Some of the grounds for rejecting claims include instances where a service provider fails to notice that a patient’s medical card has expired. In other cases, it could be the exemption of an ailment.

“For example, if a patient’s cover does not include HIV and you do not check those small rules on exemption, the insurer will not honour the claim,” explained Dr Mohamed.

Double entry of claims can also cost the service provider their dues.

“You find there are two invoices for the same person,” said Mohammed.

There are also incidents where some facilities inadvertently exceed a patient’s cover limit.

“You find that the pharmacy limit is Sh5,000, but the hospital has given Sh7,000 or Sh8,000 worth of drugs,” said Mohamed, who is also the chairman of the Kenya Association of Private Hospitals (Kaph).

While no data is available on the impact the rejected claims have on the profitability of private health facilities, as they are not publicly listed, a look at industry-wide data is telling.

Before 2019, the medical insurance business was a loss-making venture. In 2017, insurers made an underwriting loss of Sh514 million, with the figure rising to Sh1.08 billion in 2018.

But the firms seem to have tightened loopholes arising from the laxity in the verification of claims to post a profit of Sh214 million in 2019.

This rose to Sh1.7 billion last year on account of fewer claims, according to the Association of Kenya Insurers (AKI).

The insurance business is considered profitable when fewer claims are paid out.

“Medical insurance recorded the highest underwriting profit of Sh1.7 billion, which may be attributed to people staying away from hospitals, resulting from fewer (hospital) visits due to fear of Covid-19,” reads the report.

AKI in a statement noted there are no specific reasons that would cause a claim to be rejected but cited several scenarios that would lead to the same.

“Claims are mostly rejected on the following grounds: cover limit is exhausted, cover excludes Covid-19, member not covered, for example, an overage child, cover is expired, and fraud,” said AKI.

Lack of specificity of these reasons could be what Dr Mohamed described as “flimsy,” which sometimes forces facilities to re-submit claims after rejection.

He said they would “look for small errors.”

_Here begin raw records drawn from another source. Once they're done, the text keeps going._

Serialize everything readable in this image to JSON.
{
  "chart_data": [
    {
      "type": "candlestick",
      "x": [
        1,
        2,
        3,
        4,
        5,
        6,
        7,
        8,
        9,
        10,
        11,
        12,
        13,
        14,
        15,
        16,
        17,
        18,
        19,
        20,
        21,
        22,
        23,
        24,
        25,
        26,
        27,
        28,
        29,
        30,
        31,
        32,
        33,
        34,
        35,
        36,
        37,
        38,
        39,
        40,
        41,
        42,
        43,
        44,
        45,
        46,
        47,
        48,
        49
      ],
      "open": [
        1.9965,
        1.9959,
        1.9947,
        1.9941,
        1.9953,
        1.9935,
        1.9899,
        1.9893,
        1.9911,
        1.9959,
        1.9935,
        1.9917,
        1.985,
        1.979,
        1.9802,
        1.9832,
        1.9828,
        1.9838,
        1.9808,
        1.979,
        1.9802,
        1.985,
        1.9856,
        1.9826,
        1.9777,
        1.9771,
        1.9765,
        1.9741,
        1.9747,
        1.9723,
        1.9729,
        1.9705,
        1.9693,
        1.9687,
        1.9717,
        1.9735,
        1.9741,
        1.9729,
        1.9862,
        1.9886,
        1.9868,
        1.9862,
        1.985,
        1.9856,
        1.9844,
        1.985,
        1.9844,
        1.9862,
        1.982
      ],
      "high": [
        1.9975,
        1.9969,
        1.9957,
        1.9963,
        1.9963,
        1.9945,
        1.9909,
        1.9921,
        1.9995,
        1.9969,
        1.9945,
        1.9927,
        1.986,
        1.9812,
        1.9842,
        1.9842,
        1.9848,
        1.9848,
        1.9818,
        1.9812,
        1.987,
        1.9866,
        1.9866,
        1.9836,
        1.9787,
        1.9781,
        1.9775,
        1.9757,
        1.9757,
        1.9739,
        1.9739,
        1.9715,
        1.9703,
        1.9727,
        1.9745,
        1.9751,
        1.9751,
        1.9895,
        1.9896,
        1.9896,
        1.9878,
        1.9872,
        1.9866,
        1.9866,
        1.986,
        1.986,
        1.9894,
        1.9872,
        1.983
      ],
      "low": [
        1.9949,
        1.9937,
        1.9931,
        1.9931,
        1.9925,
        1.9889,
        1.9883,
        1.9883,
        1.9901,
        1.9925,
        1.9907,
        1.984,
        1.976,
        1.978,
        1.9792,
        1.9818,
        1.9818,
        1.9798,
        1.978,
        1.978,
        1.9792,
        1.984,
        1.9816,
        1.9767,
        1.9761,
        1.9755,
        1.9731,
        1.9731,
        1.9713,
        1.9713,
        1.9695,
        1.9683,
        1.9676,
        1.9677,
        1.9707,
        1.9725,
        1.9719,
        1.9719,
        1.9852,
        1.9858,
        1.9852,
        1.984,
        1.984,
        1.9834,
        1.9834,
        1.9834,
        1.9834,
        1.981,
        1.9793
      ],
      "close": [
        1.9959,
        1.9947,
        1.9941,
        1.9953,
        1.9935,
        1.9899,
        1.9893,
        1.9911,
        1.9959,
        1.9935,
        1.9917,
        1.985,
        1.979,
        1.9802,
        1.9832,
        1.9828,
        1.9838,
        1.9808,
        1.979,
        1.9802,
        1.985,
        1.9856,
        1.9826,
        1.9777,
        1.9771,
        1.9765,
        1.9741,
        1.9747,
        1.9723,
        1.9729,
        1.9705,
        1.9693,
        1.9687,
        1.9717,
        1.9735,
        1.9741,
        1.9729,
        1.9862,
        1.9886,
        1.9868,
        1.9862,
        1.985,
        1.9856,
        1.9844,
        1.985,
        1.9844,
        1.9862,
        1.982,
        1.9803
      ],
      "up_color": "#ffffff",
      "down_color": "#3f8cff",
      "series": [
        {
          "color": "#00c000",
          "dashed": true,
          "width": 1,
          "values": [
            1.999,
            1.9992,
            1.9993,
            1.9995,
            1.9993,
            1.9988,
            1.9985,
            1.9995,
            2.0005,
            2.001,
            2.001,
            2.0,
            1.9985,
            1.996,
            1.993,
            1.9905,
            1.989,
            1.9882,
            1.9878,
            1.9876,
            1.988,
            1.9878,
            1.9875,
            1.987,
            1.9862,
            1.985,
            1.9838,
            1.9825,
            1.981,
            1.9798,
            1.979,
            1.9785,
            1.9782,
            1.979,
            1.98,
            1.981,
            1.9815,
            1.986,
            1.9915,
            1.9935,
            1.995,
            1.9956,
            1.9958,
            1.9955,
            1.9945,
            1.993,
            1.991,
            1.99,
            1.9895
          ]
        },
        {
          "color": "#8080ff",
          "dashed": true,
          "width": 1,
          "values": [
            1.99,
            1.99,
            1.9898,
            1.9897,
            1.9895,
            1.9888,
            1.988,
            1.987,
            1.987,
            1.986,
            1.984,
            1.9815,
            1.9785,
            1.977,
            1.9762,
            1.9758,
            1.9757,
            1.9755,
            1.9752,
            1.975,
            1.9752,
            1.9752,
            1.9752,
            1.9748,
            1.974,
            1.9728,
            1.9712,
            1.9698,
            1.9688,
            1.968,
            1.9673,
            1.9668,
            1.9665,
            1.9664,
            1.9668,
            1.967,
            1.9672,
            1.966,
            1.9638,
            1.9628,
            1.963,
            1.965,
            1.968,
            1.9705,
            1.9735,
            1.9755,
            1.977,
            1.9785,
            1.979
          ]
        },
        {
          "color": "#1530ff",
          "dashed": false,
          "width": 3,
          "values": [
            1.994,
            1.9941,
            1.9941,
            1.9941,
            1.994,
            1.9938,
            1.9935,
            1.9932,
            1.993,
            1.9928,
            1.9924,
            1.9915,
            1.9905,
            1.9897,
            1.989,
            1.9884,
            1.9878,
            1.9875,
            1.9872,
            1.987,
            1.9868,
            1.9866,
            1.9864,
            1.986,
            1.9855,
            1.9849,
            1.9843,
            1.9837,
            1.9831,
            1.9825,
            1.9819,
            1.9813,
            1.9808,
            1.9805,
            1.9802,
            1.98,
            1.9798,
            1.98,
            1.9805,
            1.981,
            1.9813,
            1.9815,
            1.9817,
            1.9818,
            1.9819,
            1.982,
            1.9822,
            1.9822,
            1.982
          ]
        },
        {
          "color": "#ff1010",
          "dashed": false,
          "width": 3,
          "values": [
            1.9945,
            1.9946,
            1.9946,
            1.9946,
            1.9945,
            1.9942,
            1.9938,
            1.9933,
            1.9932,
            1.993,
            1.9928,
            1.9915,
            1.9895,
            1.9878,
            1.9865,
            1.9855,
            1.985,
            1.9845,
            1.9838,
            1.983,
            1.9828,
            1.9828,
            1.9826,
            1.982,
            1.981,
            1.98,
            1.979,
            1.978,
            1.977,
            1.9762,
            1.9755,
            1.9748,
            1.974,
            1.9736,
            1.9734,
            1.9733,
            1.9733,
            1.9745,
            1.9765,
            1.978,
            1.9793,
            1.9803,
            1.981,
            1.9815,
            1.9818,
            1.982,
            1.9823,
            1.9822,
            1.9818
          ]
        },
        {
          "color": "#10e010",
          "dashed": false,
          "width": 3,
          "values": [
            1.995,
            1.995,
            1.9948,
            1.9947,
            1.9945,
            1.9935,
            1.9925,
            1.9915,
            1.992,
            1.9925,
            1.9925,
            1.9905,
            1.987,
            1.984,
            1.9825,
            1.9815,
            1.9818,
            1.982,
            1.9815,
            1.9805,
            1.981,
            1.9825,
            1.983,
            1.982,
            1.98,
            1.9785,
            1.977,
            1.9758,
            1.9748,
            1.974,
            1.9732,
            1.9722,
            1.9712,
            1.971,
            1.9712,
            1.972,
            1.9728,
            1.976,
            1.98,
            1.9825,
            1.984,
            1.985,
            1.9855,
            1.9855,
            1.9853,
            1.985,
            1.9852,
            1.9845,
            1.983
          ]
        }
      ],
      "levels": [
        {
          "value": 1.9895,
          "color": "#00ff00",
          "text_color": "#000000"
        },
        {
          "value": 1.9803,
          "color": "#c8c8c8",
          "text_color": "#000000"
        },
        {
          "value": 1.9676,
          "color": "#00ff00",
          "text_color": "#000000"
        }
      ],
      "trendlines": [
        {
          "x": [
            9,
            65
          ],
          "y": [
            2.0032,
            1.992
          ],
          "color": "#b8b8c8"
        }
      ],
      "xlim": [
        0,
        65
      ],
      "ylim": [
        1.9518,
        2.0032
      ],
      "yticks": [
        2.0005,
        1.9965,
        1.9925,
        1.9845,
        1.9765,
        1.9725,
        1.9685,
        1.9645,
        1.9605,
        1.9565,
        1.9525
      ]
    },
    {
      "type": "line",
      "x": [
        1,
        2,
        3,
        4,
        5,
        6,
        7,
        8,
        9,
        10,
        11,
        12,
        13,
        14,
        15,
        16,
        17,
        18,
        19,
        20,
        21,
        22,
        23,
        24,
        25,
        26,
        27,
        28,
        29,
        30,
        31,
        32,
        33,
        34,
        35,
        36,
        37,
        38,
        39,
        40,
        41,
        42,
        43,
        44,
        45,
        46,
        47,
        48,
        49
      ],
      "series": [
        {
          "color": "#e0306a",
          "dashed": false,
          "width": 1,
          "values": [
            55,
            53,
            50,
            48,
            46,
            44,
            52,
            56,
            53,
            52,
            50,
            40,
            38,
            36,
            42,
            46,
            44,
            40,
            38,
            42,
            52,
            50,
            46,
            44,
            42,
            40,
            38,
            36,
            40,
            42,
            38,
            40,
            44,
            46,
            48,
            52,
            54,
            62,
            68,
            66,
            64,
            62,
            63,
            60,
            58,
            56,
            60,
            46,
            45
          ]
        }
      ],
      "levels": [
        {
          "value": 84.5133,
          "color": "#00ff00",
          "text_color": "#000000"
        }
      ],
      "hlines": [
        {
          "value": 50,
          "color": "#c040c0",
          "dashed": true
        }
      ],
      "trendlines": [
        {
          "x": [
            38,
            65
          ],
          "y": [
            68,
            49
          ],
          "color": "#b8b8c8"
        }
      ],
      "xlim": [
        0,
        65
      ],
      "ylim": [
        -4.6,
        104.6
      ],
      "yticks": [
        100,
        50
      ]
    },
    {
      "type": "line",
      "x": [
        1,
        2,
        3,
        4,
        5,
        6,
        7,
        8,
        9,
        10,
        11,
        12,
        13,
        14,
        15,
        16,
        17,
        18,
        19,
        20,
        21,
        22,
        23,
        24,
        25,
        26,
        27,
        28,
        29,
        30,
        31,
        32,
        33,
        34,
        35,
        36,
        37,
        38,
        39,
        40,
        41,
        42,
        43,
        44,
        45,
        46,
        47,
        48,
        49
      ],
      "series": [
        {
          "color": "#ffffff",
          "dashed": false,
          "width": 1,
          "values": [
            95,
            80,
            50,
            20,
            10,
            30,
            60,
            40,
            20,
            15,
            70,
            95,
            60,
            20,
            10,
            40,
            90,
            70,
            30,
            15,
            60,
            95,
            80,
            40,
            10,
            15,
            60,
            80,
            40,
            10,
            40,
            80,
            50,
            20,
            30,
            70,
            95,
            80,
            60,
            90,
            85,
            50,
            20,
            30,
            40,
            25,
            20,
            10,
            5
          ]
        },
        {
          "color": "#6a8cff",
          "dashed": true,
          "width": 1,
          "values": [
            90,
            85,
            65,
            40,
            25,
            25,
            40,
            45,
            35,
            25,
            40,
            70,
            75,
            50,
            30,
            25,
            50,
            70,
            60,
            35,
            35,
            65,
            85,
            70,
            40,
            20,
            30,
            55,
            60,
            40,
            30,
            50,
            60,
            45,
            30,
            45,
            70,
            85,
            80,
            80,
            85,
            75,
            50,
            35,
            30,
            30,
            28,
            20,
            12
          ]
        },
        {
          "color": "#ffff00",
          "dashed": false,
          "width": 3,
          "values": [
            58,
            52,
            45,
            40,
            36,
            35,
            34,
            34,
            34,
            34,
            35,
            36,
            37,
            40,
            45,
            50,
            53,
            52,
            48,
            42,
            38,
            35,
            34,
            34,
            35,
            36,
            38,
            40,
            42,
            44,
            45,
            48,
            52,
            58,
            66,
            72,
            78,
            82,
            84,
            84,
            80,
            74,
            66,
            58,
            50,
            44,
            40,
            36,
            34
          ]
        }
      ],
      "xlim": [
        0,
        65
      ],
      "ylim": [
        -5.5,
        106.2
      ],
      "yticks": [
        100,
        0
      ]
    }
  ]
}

“If the reasons for rejection is flimsy or amendable, then you amend the claim and return. If not amendable like exemption of an ailment or such, you take the loss,” said Mohammed.

Between March 2020 and June this year, AKI said, insurers rejected most of the Covid-19 claims but ended up forking out Sh1.3 billion on the same.

“The rejected claims, during the stated period stood at Sh396 million, representing 23.3 per cent of the total claims,” said AKI.

Lack of clarity

The main reason for the rejection of the claims was the lack of clarity in some policies if Covid-19 was one of the ailments covered or not.

This is considering the scientific evidence of the link between Covid-19 and some ailments like diabetes and hypertension, which are already covered in most policies.

AKI noted that following the first case of Covid-19 in the country in March last year, it emerged that there was mixed practice when it came to coverage of pandemics. While some insurers excluded it in their policies, others had no mention of it.

“Medical insurers have since been clear in their policies to state whether it is an inclusion or exclusion and, if included, the cover limit is specified,” said the regulator.

“Considering this, not all claims that were lodged during the period March 2020 to June 2021 were paid, and this could be attributed to the different scope of covers.”